Representations of General Linear Lie Superalgebras
Jonathan Brundan from University of Oregon
The general linear Lie algebra gl_n(\C) --- endomorphisms of an n-dimensional complex vector space V with operation [x,y] being the commutator xy-yx --- is the most basic example of a Lie algebra. If we assume instead that the vector space V is equipped with a Z/2-grading, i.e. V = V_0 \oplus V_1 is the direct sum of an m-dimensional "even" and an n-dimensional "odd" subspace, and replace commutator with the "supercommutator" (which takes account of parity in the most natural way), we get the general linear Lie superalgebra gl_{m|n}(\C).
The representation theory of the general linear Lie algebra is unbelievably rich and has a long history going back to Schur and Weyl, who computed the characters of the finite dimensional irreducible representations via the theory of symmetric functions. There is also an important family of (mostly infinite dimensional) irreducible highest weight representations for which an explicit character formula was conjectured by Kazhdan and Lusztig in 1979, and dramatically proved by Beilinson-Bernstein and Brylinski-Kashiwara in 1980, thereby giving birth to a subject known as "geometric representation theory."

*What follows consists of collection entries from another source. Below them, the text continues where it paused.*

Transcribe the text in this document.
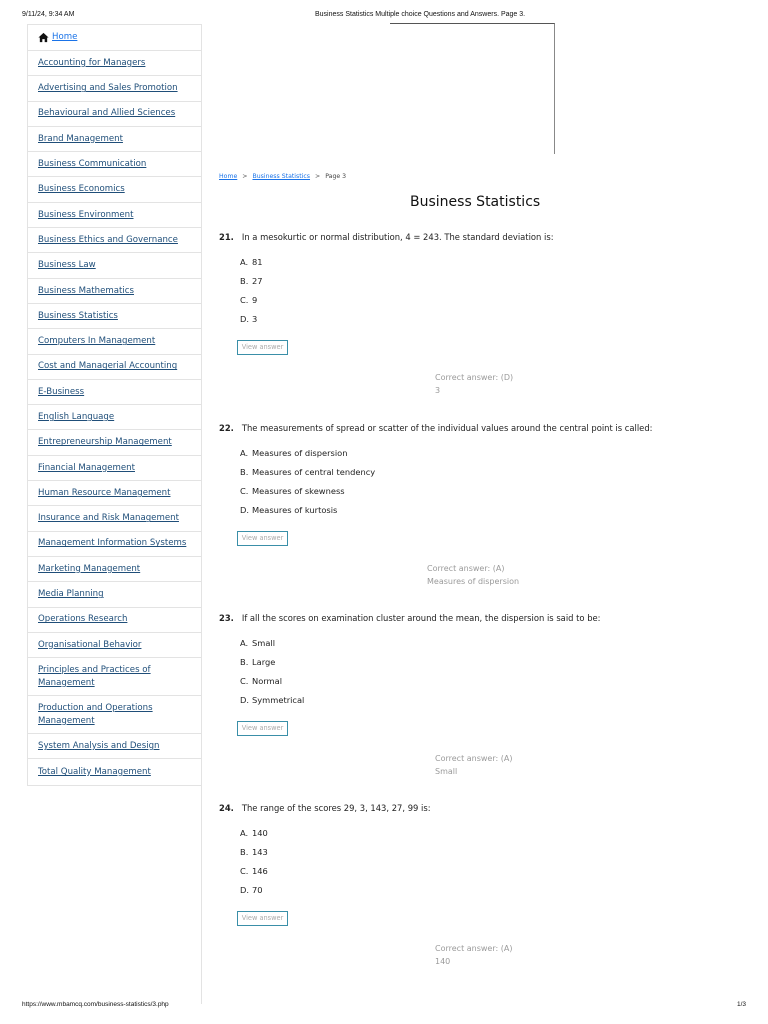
9/11/24, 9:34 AM	Business Statistics Multiple choice Questions and Answers. Page 3.
Home
Accounting for Managers
Advertising and Sales Promotion
Behavioural and Allied Sciences
Brand Management
Business Communication
Business Economics
Business Environment
Business Ethics and Governance
Business Law
Business Mathematics
Business Statistics
Computers In Management
Cost and Managerial Accounting
E-Business
English Language
Entrepreneurship Management
Financial Management
Human Resource Management
Insurance and Risk Management
Management Information Systems
Marketing Management
Media Planning
Operations Research
Organisational Behavior
Principles and Practices of Management
Production and Operations Management
System Analysis and Design
Total Quality Management
Home > Business Statistics > Page 3
Business Statistics
21. In a mesokurtic or normal distribution, 4 = 243. The standard deviation is:
A. 81
B. 27
C. 9
D. 3
View answer
Correct answer: (D)
3
22. The measurements of spread or scatter of the individual values around the central point is called:
A. Measures of dispersion
B. Measures of central tendency
C. Measures of skewness
D. Measures of kurtosis
View answer
Correct answer: (A)
Measures of dispersion
23. If all the scores on examination cluster around the mean, the dispersion is said to be:
A. Small
B. Large
C. Normal
D. Symmetrical
View answer
Correct answer: (A)
Small
24. The range of the scores 29, 3, 143, 27, 99 is:
A. 140
B. 143
C. 146
D. 70
View answer
Correct answer: (A)
140
https://www.mbamcq.com/business-statistics/3.php	1/3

So what happens for the general linear Lie superalgebra? Even the finite dimensional representations are quite difficult to understand, but now we have a pretty good picture. There is also a version of the Kazhdan-Lusztig conjecture which has just been proved (by Cheng, Lam and Wang). In the talk I'll try to give you the flavor of these results, starting with the base cases gl_2(\C) and gl_{1|1}(\C), which illustrate the general picture perfectly despite being trivial from a combinatorial perspective.